Ashford stressed to THR that Masters wasn’t about to become a soap opera featuring bratty teenagers, thank goodness, so who knows how much of a role Lisa will play. It was an interesting development for Virginia, who has always struggled with the career-motherhood balance coming to peace with the sacrifices she’s made for her passion. While these first episodes packed a lot of plot and may have made some fans leery of the direction, at least we got the excellent scene of Bill (Michael Sheen) comforting Virginia (Lizzy Caplan) in the hospital before she gave birth.
“Perhaps it’s your ambivalence that’s the problem — that you live in a constant state of apology to your children.
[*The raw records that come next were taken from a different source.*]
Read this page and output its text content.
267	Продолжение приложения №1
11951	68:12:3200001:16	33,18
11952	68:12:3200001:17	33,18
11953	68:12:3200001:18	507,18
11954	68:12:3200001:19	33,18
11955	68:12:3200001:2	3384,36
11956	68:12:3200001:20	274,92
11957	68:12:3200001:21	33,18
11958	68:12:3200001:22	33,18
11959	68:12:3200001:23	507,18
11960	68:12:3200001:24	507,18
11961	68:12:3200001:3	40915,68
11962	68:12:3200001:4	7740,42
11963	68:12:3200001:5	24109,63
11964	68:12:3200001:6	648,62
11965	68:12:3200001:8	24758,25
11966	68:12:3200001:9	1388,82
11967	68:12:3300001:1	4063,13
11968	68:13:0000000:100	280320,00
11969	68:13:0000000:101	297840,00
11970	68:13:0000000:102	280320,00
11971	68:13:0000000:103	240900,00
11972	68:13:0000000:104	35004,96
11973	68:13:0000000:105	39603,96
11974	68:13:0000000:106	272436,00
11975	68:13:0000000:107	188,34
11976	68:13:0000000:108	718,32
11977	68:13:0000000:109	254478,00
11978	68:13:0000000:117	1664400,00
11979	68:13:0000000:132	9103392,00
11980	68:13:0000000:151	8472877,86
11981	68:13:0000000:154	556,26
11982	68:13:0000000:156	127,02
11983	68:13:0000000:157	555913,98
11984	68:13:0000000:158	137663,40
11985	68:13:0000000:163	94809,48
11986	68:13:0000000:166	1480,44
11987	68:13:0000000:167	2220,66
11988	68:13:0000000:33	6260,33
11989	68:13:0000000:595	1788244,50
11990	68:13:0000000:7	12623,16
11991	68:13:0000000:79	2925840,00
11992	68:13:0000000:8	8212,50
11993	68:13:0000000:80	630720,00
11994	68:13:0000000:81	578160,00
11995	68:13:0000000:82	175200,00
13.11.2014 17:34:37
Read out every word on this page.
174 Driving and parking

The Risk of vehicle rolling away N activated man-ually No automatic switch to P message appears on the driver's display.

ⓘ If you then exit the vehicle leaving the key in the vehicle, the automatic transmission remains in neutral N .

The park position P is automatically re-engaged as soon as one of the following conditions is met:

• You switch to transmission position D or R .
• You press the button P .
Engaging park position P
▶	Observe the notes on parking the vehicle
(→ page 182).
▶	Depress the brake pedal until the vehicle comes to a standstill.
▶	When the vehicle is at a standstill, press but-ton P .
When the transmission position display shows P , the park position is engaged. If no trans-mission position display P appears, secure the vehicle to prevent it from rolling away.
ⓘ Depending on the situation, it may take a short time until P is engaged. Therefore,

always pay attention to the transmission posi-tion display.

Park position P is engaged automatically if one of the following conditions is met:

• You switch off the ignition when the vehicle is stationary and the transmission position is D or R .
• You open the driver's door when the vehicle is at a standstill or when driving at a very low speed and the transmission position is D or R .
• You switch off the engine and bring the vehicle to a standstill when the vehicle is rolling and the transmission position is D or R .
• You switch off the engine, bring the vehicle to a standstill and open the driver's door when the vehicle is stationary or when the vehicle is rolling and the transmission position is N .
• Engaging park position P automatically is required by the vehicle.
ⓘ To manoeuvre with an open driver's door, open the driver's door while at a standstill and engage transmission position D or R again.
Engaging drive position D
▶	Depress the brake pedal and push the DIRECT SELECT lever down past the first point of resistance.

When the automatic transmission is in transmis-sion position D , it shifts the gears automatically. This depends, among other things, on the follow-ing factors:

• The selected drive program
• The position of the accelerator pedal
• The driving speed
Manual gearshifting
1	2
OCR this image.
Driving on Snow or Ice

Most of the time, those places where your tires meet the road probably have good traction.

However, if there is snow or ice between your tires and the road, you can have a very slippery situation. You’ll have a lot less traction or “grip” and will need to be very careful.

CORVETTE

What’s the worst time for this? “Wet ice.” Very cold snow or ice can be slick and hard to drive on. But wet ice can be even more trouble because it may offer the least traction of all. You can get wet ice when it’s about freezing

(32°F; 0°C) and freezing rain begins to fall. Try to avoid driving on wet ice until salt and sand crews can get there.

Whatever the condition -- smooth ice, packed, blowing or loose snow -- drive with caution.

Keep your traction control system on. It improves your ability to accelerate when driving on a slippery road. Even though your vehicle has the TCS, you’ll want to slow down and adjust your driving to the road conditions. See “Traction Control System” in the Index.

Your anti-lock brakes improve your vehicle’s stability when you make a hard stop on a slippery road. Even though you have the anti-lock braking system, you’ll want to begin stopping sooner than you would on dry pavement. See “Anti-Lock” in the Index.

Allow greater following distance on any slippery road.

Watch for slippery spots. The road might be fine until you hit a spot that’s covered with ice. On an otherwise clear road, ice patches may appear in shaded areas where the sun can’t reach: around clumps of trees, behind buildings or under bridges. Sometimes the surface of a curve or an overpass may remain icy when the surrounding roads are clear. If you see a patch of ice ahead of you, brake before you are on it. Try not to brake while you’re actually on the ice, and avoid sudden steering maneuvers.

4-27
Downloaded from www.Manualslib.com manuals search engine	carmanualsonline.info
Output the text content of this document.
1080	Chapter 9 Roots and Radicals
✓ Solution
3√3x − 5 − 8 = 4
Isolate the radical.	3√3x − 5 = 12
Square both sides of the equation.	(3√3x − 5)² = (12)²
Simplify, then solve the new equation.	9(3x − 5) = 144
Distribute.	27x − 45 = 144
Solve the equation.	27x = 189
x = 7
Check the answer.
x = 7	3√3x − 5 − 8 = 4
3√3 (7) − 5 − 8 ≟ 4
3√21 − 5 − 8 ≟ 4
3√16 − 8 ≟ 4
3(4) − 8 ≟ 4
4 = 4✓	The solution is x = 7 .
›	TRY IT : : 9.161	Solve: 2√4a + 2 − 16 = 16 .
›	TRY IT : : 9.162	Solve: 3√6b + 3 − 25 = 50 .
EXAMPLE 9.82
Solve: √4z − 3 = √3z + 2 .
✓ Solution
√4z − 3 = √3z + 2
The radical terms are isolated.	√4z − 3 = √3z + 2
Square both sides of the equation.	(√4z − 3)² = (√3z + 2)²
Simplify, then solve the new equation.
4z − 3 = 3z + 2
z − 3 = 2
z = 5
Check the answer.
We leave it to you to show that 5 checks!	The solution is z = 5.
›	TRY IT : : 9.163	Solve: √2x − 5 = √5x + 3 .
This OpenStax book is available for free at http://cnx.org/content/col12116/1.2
What if you showed this baby that you are choosing to pursue your passion not over him but for him? So that every single night you can bring him home a piece of the world, a world that you are working to change for the better. After all, isn’t that the point of the book? That we shine a light on the infinite variations on a single act. We’re onto something, Virginia, something important. Maybe there is more than just one way to do most things, including being a mother. … You are leading the way in so much, Virginia. Why not this, too?”
Ashford and writers made the best lemonade they could with all the children’s tales. Now let’s get back to drinking the hard stuff with the adults.